Most people that know me as an adult, don’t know my mother. I’m 5’2.5″ tall, my mother is 5’8″. My Mother Is A Giant and I look up to her in many ways.
My mother went back into the workforce and back to school to get her Masters degree when I was 3 yrs old. She set professional goals for herself and has been successful at reaching them. She developed a love for contract bridge and played a few nights a week after work. She spent time taking care of others in the community. I can remember many families she took groceries to or bought furniture for.
Are you thinking “Who raised you”? SHE did. But she did it while teaching me and my sister to care for ourselves and to take care of others. She never told either one of us to get jobs as teenagers, it just came naturally. She never pushed either one of us to go to college; it was just the normal thing to do. She gave advice when we asked for it but gave us room to develop our own character.
WE WERE ON OUR OWN A LOT. BUT SHE ALWAYS HAD OUR BACKS.

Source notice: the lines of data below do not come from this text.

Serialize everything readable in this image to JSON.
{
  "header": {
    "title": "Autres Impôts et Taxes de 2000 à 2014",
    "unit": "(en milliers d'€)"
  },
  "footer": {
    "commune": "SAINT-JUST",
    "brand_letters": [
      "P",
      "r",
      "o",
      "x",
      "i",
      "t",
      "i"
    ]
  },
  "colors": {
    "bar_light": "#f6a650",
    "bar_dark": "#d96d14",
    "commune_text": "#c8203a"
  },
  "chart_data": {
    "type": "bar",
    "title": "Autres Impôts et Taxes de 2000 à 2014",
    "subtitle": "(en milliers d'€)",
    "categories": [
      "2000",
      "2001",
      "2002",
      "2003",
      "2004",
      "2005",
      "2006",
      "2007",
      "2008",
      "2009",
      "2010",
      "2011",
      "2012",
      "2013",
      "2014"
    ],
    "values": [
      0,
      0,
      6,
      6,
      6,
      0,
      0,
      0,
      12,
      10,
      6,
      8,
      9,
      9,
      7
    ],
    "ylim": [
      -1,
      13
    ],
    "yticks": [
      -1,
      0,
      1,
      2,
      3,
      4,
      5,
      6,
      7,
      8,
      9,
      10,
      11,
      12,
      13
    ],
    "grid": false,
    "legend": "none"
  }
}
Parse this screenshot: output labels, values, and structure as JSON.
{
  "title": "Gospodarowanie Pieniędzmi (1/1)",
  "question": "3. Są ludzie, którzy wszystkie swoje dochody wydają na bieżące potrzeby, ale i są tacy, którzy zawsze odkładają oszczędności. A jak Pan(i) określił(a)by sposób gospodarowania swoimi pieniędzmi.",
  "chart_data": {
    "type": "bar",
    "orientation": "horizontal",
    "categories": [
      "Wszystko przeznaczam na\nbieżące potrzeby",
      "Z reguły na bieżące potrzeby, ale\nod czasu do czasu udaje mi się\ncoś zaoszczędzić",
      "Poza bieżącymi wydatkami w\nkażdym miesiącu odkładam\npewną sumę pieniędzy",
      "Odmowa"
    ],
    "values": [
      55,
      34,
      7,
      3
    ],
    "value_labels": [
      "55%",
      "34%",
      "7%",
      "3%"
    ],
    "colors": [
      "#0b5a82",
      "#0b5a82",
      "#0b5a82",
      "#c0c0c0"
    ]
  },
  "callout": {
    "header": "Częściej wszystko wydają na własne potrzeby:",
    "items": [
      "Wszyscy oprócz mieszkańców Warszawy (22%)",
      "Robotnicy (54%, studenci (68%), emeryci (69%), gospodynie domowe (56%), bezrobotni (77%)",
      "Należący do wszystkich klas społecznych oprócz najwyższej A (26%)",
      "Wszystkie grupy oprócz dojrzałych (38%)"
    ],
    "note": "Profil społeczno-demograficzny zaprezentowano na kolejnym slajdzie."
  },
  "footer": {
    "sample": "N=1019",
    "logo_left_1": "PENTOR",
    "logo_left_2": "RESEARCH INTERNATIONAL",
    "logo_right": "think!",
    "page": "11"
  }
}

As independent as I am, there have been times I’ve needed a soft place to land. That soft place has been (literally) in my mother’s lap. When I’ve had heartache, she’s been there. When I was struggling my last semester of college after a bad car accident, she wrote a paper for me. (shhhh!) When Keith and I had a sick baby and felt helpless, she was there. When Keith was deployed during Christmas time and our girls were small, she helped me make the best of it. The list goes on and on.
Mother’s Day cards celebrate moms who are different than mine. She didn’t kiss boo-boos. She said “Bite the Bullet!” as she poured peroxide over them. She didn’t do my laundry. She taught me how to do it. I could’ve never survived being married to a career military officer along with its deployments if she hadn’t taught me to believe in my own abilities.
I’m a “get it done” kind of person with a strong personality. Those of you who appreciate it can thank my mother.